News Briefs

The Whispering Village Of Turkmenistan

TURKMENISTAN – There’s a tiny village in Turkmenistan called Irkhotsk where the average age is 103, and no one speaks above a whisper.

Even the town’s musicians play everything sotto voce, … very quietly. Nikolai Nikolayev, 108 years old, and the mayor of the town, said through an interpreter, “Forget about yogurt, and other dairy products . All they’re good for is giving you phlegm. It’s whispering that is the secret to longevity.”

At least that’s what we at GNN thought he said. It was very hard to hear him.
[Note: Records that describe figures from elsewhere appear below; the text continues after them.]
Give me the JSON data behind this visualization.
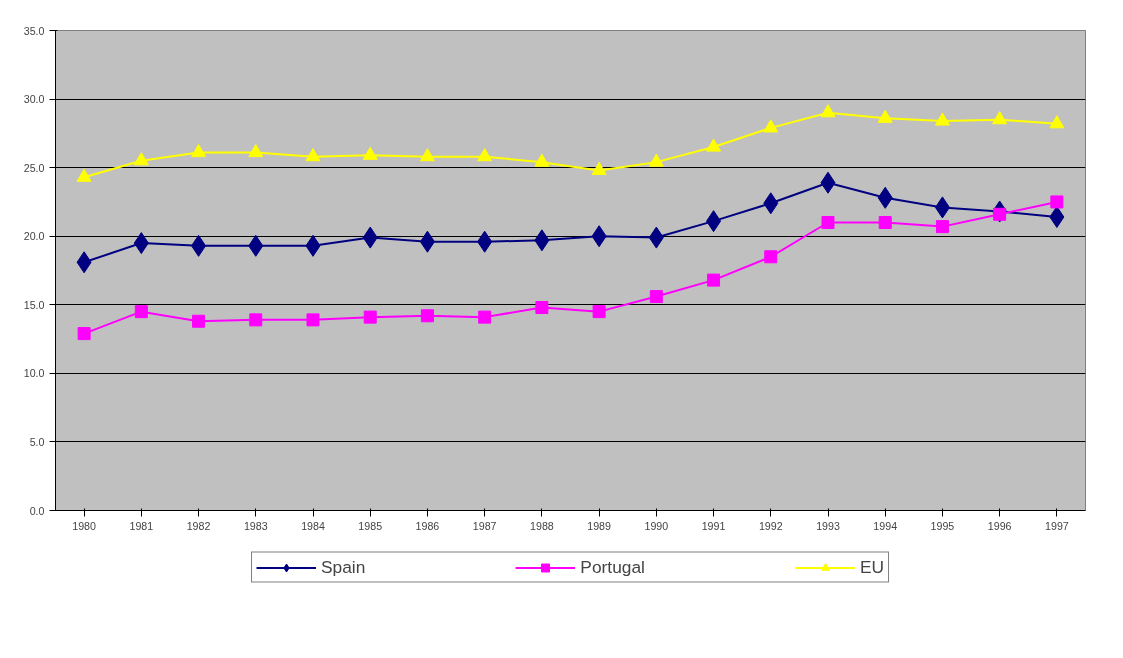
{
  "chart_data": {
    "type": "line",
    "categories": [
      "1980",
      "1981",
      "1982",
      "1983",
      "1984",
      "1985",
      "1986",
      "1987",
      "1988",
      "1989",
      "1990",
      "1991",
      "1992",
      "1993",
      "1994",
      "1995",
      "1996",
      "1997"
    ],
    "series": [
      {
        "name": "Spain",
        "color": "#000080",
        "marker": "diamond",
        "values": [
          18.1,
          19.5,
          19.3,
          19.3,
          19.3,
          19.9,
          19.6,
          19.6,
          19.7,
          20.0,
          19.9,
          21.1,
          22.4,
          23.9,
          22.8,
          22.1,
          21.8,
          21.4
        ]
      },
      {
        "name": "Portugal",
        "color": "#ff00ff",
        "marker": "square",
        "values": [
          12.9,
          14.5,
          13.8,
          13.9,
          13.9,
          14.1,
          14.2,
          14.1,
          14.8,
          14.5,
          15.6,
          16.8,
          18.5,
          21.0,
          21.0,
          20.7,
          21.6,
          22.5
        ]
      },
      {
        "name": "EU",
        "color": "#ffff00",
        "marker": "triangle",
        "values": [
          24.3,
          25.5,
          26.1,
          26.1,
          25.8,
          25.9,
          25.8,
          25.8,
          25.4,
          24.8,
          25.4,
          26.5,
          27.9,
          29.0,
          28.6,
          28.4,
          28.5,
          28.2
        ]
      }
    ],
    "ylim": [
      0,
      35
    ],
    "yticks": [
      {
        "value": 0,
        "label": "0.0"
      },
      {
        "value": 5,
        "label": "5.0"
      },
      {
        "value": 10,
        "label": "10.0"
      },
      {
        "value": 15,
        "label": "15.0"
      },
      {
        "value": 20,
        "label": "20.0"
      },
      {
        "value": 25,
        "label": "25.0"
      },
      {
        "value": 30,
        "label": "30.0"
      },
      {
        "value": 35,
        "label": "35.0"
      }
    ],
    "grid": "y",
    "legend": "bottom",
    "line_style": "solid"
  }
}
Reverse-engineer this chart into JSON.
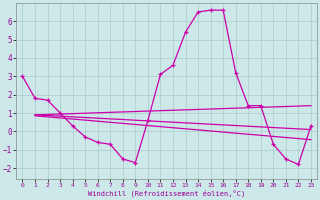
{
  "xlabel": "Windchill (Refroidissement éolien,°C)",
  "background_color": "#cce8e8",
  "grid_color": "#aacccc",
  "line_color": "#cc00aa",
  "xlim": [
    -0.5,
    23.5
  ],
  "ylim": [
    -2.6,
    7.0
  ],
  "xticks": [
    0,
    1,
    2,
    3,
    4,
    5,
    6,
    7,
    8,
    9,
    10,
    11,
    12,
    13,
    14,
    15,
    16,
    17,
    18,
    19,
    20,
    21,
    22,
    23
  ],
  "yticks": [
    -2,
    -1,
    0,
    1,
    2,
    3,
    4,
    5,
    6
  ],
  "line1_x": [
    0,
    1,
    2,
    3,
    4,
    5,
    6,
    7,
    8,
    9,
    10,
    11,
    12,
    13,
    14,
    15,
    16,
    17,
    18,
    19,
    20,
    21,
    22,
    23
  ],
  "line1_y": [
    3.0,
    1.8,
    1.7,
    1.0,
    0.3,
    -0.3,
    -0.6,
    -0.7,
    -1.5,
    -1.7,
    0.6,
    3.1,
    3.6,
    5.4,
    6.5,
    6.6,
    6.6,
    3.2,
    1.4,
    1.4,
    -0.7,
    -1.5,
    -1.8,
    0.3
  ],
  "line2_x": [
    1,
    23
  ],
  "line2_y": [
    0.9,
    1.4
  ],
  "line3_x": [
    1,
    23
  ],
  "line3_y": [
    0.9,
    0.1
  ],
  "line4_x": [
    1,
    23
  ],
  "line4_y": [
    0.85,
    -0.45
  ]
}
People in this village have been whispering for hundreds of years.



It started about 700 years ago when the Vikings were conquering much of the surrounding area, and rumors started that they were planning on taking Irkhotsk next.

The story that circulated was that the Vikings were very light sleepers, and that they were camping out in the woods, waiting for the right moment to attack, so the villagers began whispering so as not to wake them up.

Twenty years later, the Vikings had still not attacked, and the Irkhotskians credited that to their whispering.

History has shown that the Vikings were never there to begin with, but after twenty years of whispering, it just became a habit.

Healthwise, they rival the Japanese in low rates of heart disease, and high blood pressure, but almost every Irkhotskian has a large goiter, and no one knows why.

Interestingly enough, their vocal cords have almost withered away.

There is virtually no crime, because no one argues. Nikolayev says, it wouldn’t make sense.     “You can’t argue with anyone when you’re whispering.   It’s not satisfying.   Plus, most of the townspeople are deaf from old age.”

Besides old age, the main cause of death in Irkhotsk seems to be people being run over by ox carts.   They try to warn each other, but between the whispering and the deafness, Nikolayev says, “we lose two or three villagers a week.”